Fallo v. Tuboscope Inspection

444 So. 2d 621, 1984 La. LEXIS 7989
CourtSupreme Court of Louisiana
DecidedJanuary 16, 1984
Docket83-C-1517
StatusPublished
Cited by21 cases

This text of 444 So. 2d 621 (Fallo v. Tuboscope Inspection) is published on Counsel Stack Legal Research, covering Supreme Court of Louisiana primary law. Counsel Stack provides free access to over 12 million legal documents including statutes, case law, regulations, and constitutions.

Bluebook
Fallo v. Tuboscope Inspection, 444 So. 2d 621, 1984 La. LEXIS 7989 (La. 1984).

Opinion

444 So.2d 621 (1984)

Peter S. FALLO
v.
TUBOSCOPE INSPECTION, et al.

No. 83-C-1517.

Supreme Court of Louisiana.

January 16, 1984.
Rehearing Denied February 15, 1984.

Brad G. Theard, Young & Richaud, New Orleans, for applicant.

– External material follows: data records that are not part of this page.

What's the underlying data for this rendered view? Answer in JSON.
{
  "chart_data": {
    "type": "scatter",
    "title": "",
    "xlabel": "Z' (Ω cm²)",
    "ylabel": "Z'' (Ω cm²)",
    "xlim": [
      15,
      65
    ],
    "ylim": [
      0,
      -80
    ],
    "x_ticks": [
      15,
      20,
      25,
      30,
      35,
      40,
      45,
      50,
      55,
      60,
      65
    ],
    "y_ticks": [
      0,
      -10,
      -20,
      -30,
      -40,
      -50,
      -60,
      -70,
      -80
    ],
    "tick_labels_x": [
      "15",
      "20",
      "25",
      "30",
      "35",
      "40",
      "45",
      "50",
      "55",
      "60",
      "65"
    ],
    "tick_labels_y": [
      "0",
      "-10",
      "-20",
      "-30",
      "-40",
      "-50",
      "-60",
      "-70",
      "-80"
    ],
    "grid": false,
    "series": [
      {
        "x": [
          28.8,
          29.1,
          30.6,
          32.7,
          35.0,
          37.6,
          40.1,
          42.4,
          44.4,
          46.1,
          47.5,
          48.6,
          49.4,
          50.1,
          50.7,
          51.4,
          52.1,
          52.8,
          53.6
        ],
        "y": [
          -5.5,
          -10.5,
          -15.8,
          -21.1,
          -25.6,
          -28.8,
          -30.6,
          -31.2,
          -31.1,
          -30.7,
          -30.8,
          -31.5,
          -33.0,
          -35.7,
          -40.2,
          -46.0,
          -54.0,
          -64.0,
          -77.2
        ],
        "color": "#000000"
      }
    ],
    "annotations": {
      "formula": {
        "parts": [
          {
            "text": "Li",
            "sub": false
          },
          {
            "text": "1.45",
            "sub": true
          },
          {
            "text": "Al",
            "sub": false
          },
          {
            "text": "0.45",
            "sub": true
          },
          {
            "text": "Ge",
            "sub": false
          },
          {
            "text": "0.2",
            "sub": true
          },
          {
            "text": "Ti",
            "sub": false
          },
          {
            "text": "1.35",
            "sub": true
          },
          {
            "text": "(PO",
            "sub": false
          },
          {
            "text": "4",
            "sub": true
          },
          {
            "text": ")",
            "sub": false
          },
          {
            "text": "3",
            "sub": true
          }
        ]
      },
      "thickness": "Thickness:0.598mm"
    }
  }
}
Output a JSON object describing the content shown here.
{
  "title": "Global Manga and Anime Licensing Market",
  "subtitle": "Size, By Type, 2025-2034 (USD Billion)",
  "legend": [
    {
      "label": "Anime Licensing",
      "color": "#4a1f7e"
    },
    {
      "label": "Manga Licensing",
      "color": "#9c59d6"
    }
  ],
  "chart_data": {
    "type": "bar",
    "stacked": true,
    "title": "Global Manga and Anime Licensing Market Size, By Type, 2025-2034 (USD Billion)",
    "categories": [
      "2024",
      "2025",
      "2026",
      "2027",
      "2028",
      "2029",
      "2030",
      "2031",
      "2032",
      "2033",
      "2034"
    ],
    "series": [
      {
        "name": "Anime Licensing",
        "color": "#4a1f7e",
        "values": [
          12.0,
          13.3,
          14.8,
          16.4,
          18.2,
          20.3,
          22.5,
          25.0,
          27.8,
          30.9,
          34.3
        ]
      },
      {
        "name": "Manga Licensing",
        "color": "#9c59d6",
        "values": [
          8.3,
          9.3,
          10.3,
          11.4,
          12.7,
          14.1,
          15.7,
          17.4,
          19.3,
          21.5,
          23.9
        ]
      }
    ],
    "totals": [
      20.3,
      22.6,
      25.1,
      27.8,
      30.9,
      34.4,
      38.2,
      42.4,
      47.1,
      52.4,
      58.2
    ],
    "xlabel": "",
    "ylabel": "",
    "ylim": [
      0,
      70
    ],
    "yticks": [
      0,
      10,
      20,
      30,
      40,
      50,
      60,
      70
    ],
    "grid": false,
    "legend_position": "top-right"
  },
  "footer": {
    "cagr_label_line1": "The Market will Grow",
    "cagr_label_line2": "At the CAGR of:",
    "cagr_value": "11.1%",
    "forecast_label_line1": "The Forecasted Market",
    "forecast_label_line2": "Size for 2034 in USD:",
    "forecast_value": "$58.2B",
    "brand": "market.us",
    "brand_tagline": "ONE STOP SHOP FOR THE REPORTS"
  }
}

Thomas L. Gaudry, Jr., Pastorek & Gaudry, Gretna, Joel P. Loeffelholz, New Orleans, for respondents.

*622 DENNIS, Justice.

This is a personal injury suit by an employee against his employer. The trial court granted the employer's summary judgment because the pleadings and deposition on file show there is no genuine issue as to a material fact and that because the employee's injury did not result from an intentional act of his co-employee, his exclusive remedy is for worker's compensation. The court of appeal reversed suggesting that the legislature in La.R.S. 23:1032 by authorizing an employee to recover for personal injuries resulting from a co-employee's intentional tort also intended to permit such recovery for injuries caused by an act of a co-employee which "he should have known" would produce the harmful consequences. 435 So.2d 1033. This was clear error. In order to come within the exception to the general rule that he may recover only worker's compensation from his employer for a work related injury, the employee must prove that the co-employee tortfeasor, when he acted, either consciously desired the physical result of his act or knew that that result was substantially certain to follow from his conduct. Bazley v. Tortorich, 397 So.2d 475 (La.1981). There is not the slightest suggestion in this record that any co-employee acted with an intent to injure the plaintiff, either by acting with a desire to harm him or by acting with the knowledge that his injury was substantially certain to result from the act. On the contrary, the pleadings and deposition demonstrate beyond any reasonable doubt that the accident occurred while two of the co-employees were attempting to rescue the plaintiff from his peril. Whether they may have acted negligently in this regard is not a genuine issue as to a material fact because the plaintiff employee is not legally entitled to recover damages from his employer because of the careless act of his co-employee. Accordingly, the judgment of the court of appeal is reversed, and the summary judgment of the trial court is reinstated.

REVERSED; TRIAL COURT JUDGMENT REINSTATED.